Las COP fracasaron, fracasan y fracasarán frente al cambio climático y el resto de retos medioambientales, como lo harán los tan cacareados Objetivos de Desarrollo Sostenible, tanto en su vertiente medioambiental como sociolaboral. Y la razón es que no se discute en ambos foros del origen del problema, sino solo de alguno de sus síntomas, en el caso de la COP26, el cambio climático. Es como si a una víctima de cáncer se le quisiese curar únicamente con paracetamol para bajarle la fiebre. En la COP no se habla de la insostenibilidad social y medioambiental del sistema económico hegemónico, de la forma de vida a la que aspira la mayor parte de la humanidad, ni de la concentración repugnante de la riqueza. Al contrario, se intenta conformar un discurso posibilista que haga compatible el aumento del bienestar material (del consumo) y la sostenibilidad, en este caso amparándose únicamente en la transición energética. Se obvia un pequeño detalle: que aun siendo toda la energía renovable (algo imposible), se seguiría amplificando otras problemáticas medioambientales y aumentando los niveles de inequidad social.
Como hemos visto, la acumulación de capital y la concentración de riqueza (y de poder) que conlleva es el motor que mueve esa necesidad de aumento constante de la productividad y del consumo compulsivo.

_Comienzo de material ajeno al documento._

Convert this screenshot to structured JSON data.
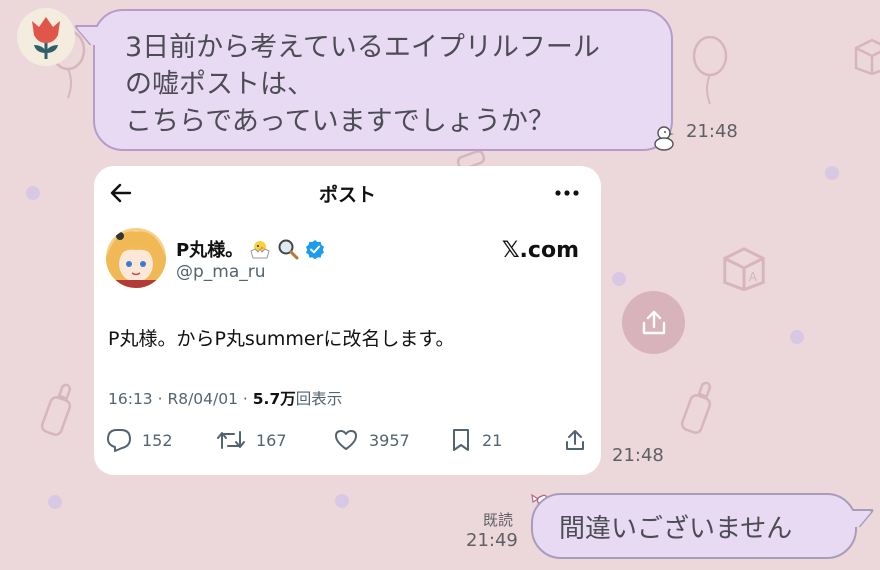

Actuemos en origen (que se dice en prevención de riesgos laborales): limitemos (prohibamos) la riqueza (individual y colectiva); introduzcamos impuestos que confisquen la riqueza que exceda de cierto nivel desde la base, desde los centros productivos; prohibamos aquellas prácticas económicas que sean medioambientalmente insostenibles; aumentemos la riqueza material de los miles de millones de personas que en estos momentos viven en situación de pobreza y exclusión social... Solo así se podría pensar vagamente en un mundo sostenible y equitativo. En ese mundo debe prevalecer la equidad y la sostenibilidad frente a la quimérica libertad de elección del individuo y a la propiedad privada de los medios de producción. La globalización capitalista sin reglas no funciona: la COVID lo ha evidenciado más si cabe. Sólo a través de un cambio del modelo económico y productivo, con un mayor peso de lo público a escala global, se puede empezar a paliar o frenar el camino a la hecatombe que ya vaticinaba Antonio Guterrez, Secretario General de la ONU.